From the Federal Reserve Bank of New York's Liberty Street blog:
A major theme of the posts in our labor market series has been that the outflows from unemployment, either into employment or out of the labor force, have been the primary determinant of unemployment rate dynamics in long expansions. The key to the importance of outflows is that within long expansions there have not been adverse shocks that lead to a burst of job losses. To illustrate the power of this mechanism, we presented simulations in a previous post that were based on the movements in the outflow and inflow rates in the previous three expansions. These simulated paths show the unemployment rate declining to a level well below current consensus predictions over the medium term....MORE
In this post, we run these simulations to their natural conclusion to see what happens to the unemployment rate if the current expansion lasts as long as any of the three most recent expansions. Recall that in these simulations, we assume that the inflow and outflow rates change at the same pace as they did in the expansions following the 1981-82, 1990-91, and 2001 recessions starting at thirty months into the expansion (roughly the point where we are now in the current expansion) through the start of the next recession (see the Okun’s Law post in this series for the length of each expansion). The simulated unemployment paths based on the three different scenarios are shown in the chart below.

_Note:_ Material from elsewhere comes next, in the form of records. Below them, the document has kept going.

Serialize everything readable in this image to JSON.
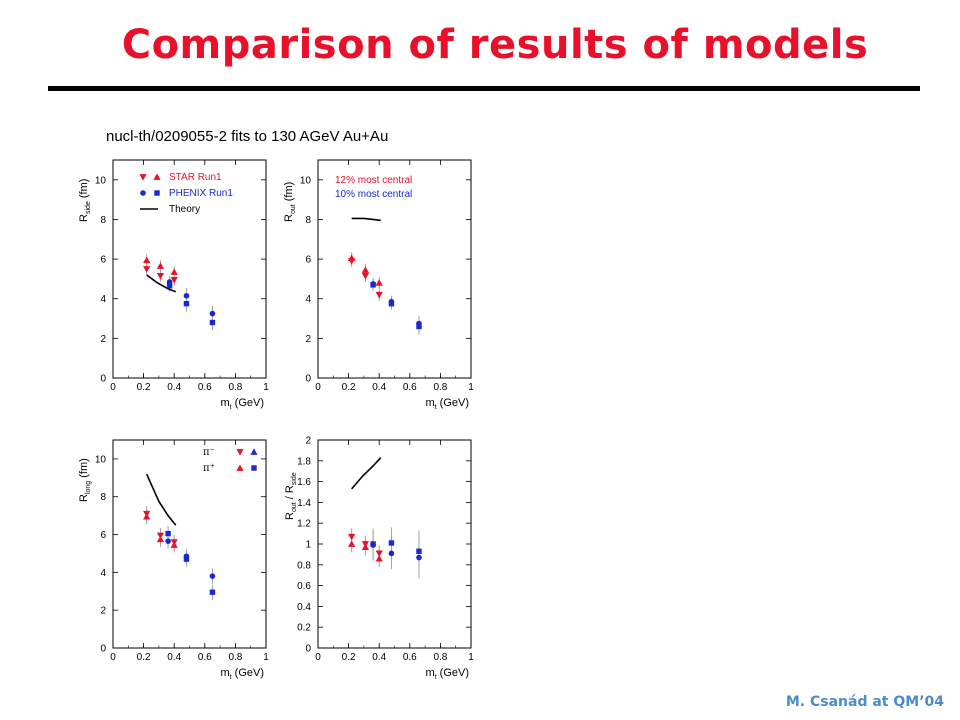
{
  "slide": {
    "title": "Comparison of results of models",
    "caption": "nucl-th/0209055-2 fits to 130 AGeV Au+Au",
    "footer": "M. Csanád at QM’04"
  },
  "colors": {
    "star": "#e8102a",
    "phenix": "#1a28d0",
    "theory": "#000000",
    "error": "#a0a0a0"
  },
  "chart_data": [
    {
      "type": "scatter",
      "panel": "Rside",
      "ylabel": "R_side (fm)",
      "xlabel": "m_t (GeV)",
      "xlim": [
        0,
        1
      ],
      "ylim": [
        0,
        11
      ],
      "xticks": [
        "0",
        "0.2",
        "0.4",
        "0.6",
        "0.8",
        "1"
      ],
      "yticks": [
        "0",
        "2",
        "4",
        "6",
        "8",
        "10"
      ],
      "legend": [
        {
          "label": "STAR Run1",
          "color": "#e8102a",
          "markers": [
            "tri-down",
            "tri-up"
          ]
        },
        {
          "label": "PHENIX Run1",
          "color": "#1a28d0",
          "markers": [
            "circle",
            "square"
          ]
        },
        {
          "label": "Theory",
          "color": "#000000",
          "markers": [
            "line"
          ]
        }
      ],
      "series": [
        {
          "marker": "tri-up",
          "color": "#e8102a",
          "x": [
            0.22,
            0.31,
            0.4
          ],
          "y": [
            5.95,
            5.65,
            5.35
          ],
          "err": [
            0.3,
            0.3,
            0.3
          ]
        },
        {
          "marker": "tri-down",
          "color": "#e8102a",
          "x": [
            0.22,
            0.31,
            0.4
          ],
          "y": [
            5.5,
            5.15,
            4.95
          ],
          "err": [
            0.3,
            0.3,
            0.3
          ]
        },
        {
          "marker": "circle",
          "color": "#1a28d0",
          "x": [
            0.37,
            0.48,
            0.65
          ],
          "y": [
            4.85,
            4.15,
            3.25
          ],
          "err": [
            0.3,
            0.4,
            0.4
          ]
        },
        {
          "marker": "square",
          "color": "#1a28d0",
          "x": [
            0.37,
            0.48,
            0.65
          ],
          "y": [
            4.65,
            3.75,
            2.8
          ],
          "err": [
            0.3,
            0.4,
            0.4
          ]
        }
      ],
      "theory": {
        "x": [
          0.22,
          0.29,
          0.36,
          0.41
        ],
        "y": [
          5.2,
          4.8,
          4.5,
          4.35
        ]
      }
    },
    {
      "type": "scatter",
      "panel": "Rout",
      "ylabel": "R_out (fm)",
      "xlabel": "m_t (GeV)",
      "xlim": [
        0,
        1
      ],
      "ylim": [
        0,
        11
      ],
      "xticks": [
        "0",
        "0.2",
        "0.4",
        "0.6",
        "0.8",
        "1"
      ],
      "yticks": [
        "0",
        "2",
        "4",
        "6",
        "8",
        "10"
      ],
      "legend_text": [
        {
          "label": "12% most central",
          "color": "#e8102a"
        },
        {
          "label": "10% most central",
          "color": "#1a28d0"
        }
      ],
      "series": [
        {
          "marker": "tri-up",
          "color": "#e8102a",
          "x": [
            0.22,
            0.31,
            0.4
          ],
          "y": [
            6.05,
            5.45,
            4.8
          ],
          "err": [
            0.3,
            0.3,
            0.3
          ]
        },
        {
          "marker": "tri-down",
          "color": "#e8102a",
          "x": [
            0.22,
            0.31,
            0.4
          ],
          "y": [
            5.9,
            5.15,
            4.2
          ],
          "err": [
            0.3,
            0.3,
            0.3
          ]
        },
        {
          "marker": "circle",
          "color": "#1a28d0",
          "x": [
            0.36,
            0.48,
            0.66
          ],
          "y": [
            4.75,
            3.85,
            2.75
          ],
          "err": [
            0.3,
            0.3,
            0.4
          ]
        },
        {
          "marker": "square",
          "color": "#1a28d0",
          "x": [
            0.36,
            0.48,
            0.66
          ],
          "y": [
            4.7,
            3.75,
            2.6
          ],
          "err": [
            0.3,
            0.3,
            0.4
          ]
        }
      ],
      "theory": {
        "x": [
          0.22,
          0.3,
          0.36,
          0.41
        ],
        "y": [
          8.05,
          8.05,
          8.0,
          7.95
        ]
      }
    },
    {
      "type": "scatter",
      "panel": "Rlong",
      "ylabel": "R_long (fm)",
      "xlabel": "m_t (GeV)",
      "xlim": [
        0,
        1
      ],
      "ylim": [
        0,
        11
      ],
      "xticks": [
        "0",
        "0.2",
        "0.4",
        "0.6",
        "0.8",
        "1"
      ],
      "yticks": [
        "0",
        "2",
        "4",
        "6",
        "8",
        "10"
      ],
      "legend_particles": [
        {
          "label": "π⁻",
          "color_red_marker": "tri-down",
          "color_blue_marker": "tri-up"
        },
        {
          "label": "π⁺",
          "color_red_marker": "tri-up",
          "color_blue_marker": "square"
        }
      ],
      "series": [
        {
          "marker": "tri-up",
          "color": "#e8102a",
          "x": [
            0.22,
            0.31,
            0.4
          ],
          "y": [
            6.95,
            5.75,
            5.45
          ],
          "err": [
            0.4,
            0.4,
            0.4
          ]
        },
        {
          "marker": "tri-down",
          "color": "#e8102a",
          "x": [
            0.22,
            0.31,
            0.4
          ],
          "y": [
            7.1,
            5.95,
            5.6
          ],
          "err": [
            0.4,
            0.4,
            0.4
          ]
        },
        {
          "marker": "circle",
          "color": "#1a28d0",
          "x": [
            0.36,
            0.48,
            0.65
          ],
          "y": [
            5.65,
            4.85,
            3.8
          ],
          "err": [
            0.4,
            0.4,
            0.4
          ]
        },
        {
          "marker": "square",
          "color": "#1a28d0",
          "x": [
            0.36,
            0.48,
            0.65
          ],
          "y": [
            6.05,
            4.7,
            2.95
          ],
          "err": [
            0.4,
            0.4,
            0.4
          ]
        }
      ],
      "theory": {
        "x": [
          0.22,
          0.3,
          0.36,
          0.41
        ],
        "y": [
          9.2,
          7.75,
          7.0,
          6.5
        ]
      }
    },
    {
      "type": "scatter",
      "panel": "Ratio",
      "ylabel": "R_out / R_side",
      "xlabel": "m_t (GeV)",
      "xlim": [
        0,
        1
      ],
      "ylim": [
        0,
        2
      ],
      "xticks": [
        "0",
        "0.2",
        "0.4",
        "0.6",
        "0.8",
        "1"
      ],
      "yticks": [
        "0",
        "0.2",
        "0.4",
        "0.6",
        "0.8",
        "1",
        "1.2",
        "1.4",
        "1.6",
        "1.8",
        "2"
      ],
      "series": [
        {
          "marker": "tri-down",
          "color": "#e8102a",
          "x": [
            0.22,
            0.31,
            0.4
          ],
          "y": [
            1.07,
            1.0,
            0.91
          ],
          "err": [
            0.08,
            0.08,
            0.08
          ]
        },
        {
          "marker": "tri-up",
          "color": "#e8102a",
          "x": [
            0.22,
            0.31,
            0.4
          ],
          "y": [
            1.0,
            0.97,
            0.86
          ],
          "err": [
            0.08,
            0.08,
            0.08
          ]
        },
        {
          "marker": "circle",
          "color": "#1a28d0",
          "x": [
            0.36,
            0.48,
            0.66
          ],
          "y": [
            0.99,
            0.91,
            0.87
          ],
          "err": [
            0.15,
            0.15,
            0.2
          ]
        },
        {
          "marker": "square",
          "color": "#1a28d0",
          "x": [
            0.36,
            0.48,
            0.66
          ],
          "y": [
            1.0,
            1.01,
            0.93
          ],
          "err": [
            0.15,
            0.15,
            0.2
          ]
        }
      ],
      "theory": {
        "x": [
          0.22,
          0.29,
          0.36,
          0.41
        ],
        "y": [
          1.53,
          1.65,
          1.75,
          1.83
        ]
      }
    }
  ]
}
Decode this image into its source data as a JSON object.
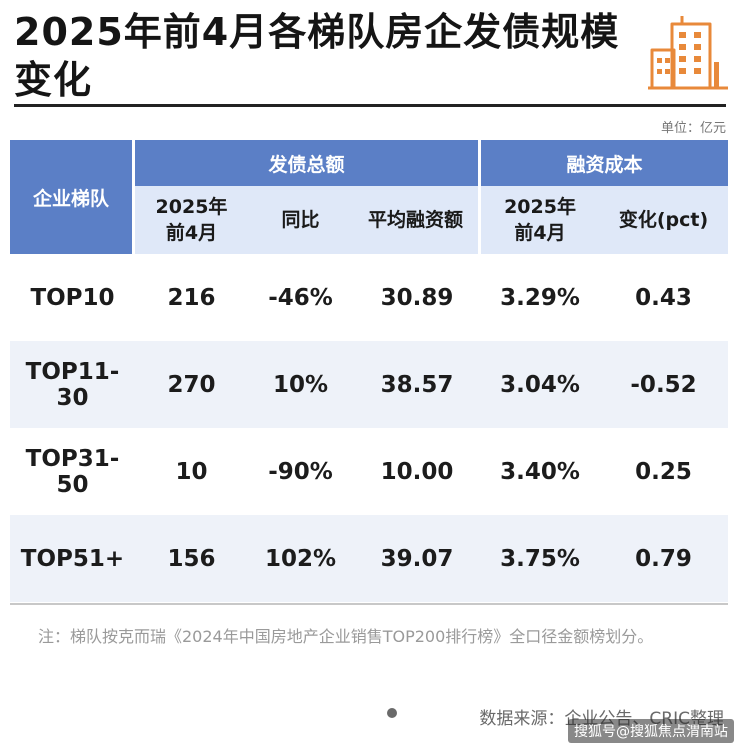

The simulations demonstrate the importance of expansion length in reducing unemployment. Under the flow dynamics of the record-long 1990s expansion, the simulated unemployment rate falls to 4.7 percent, 5.3 percentage points below the peak unemployment rate observed in the recession period. For comparison, the actual unemployment rate fell to 3.9 percent in the 1990s expansion, 3.9 percentage points below its peak. The simulation using the flow rates in the 1980s expansion gives very similar dynamics: the simulated decline is 4.9 percentage points, whereas the unemployment rate actually fell 5.8 percentage points in the 1980s expansion to 5 percent. Consistent with the shorter duration of the 2000s expansion, the simulation based on the flow rates from that expansion has a minimum unemployment rate of 6 percent and the unemployment rate begins to rise toward the end of the simulation.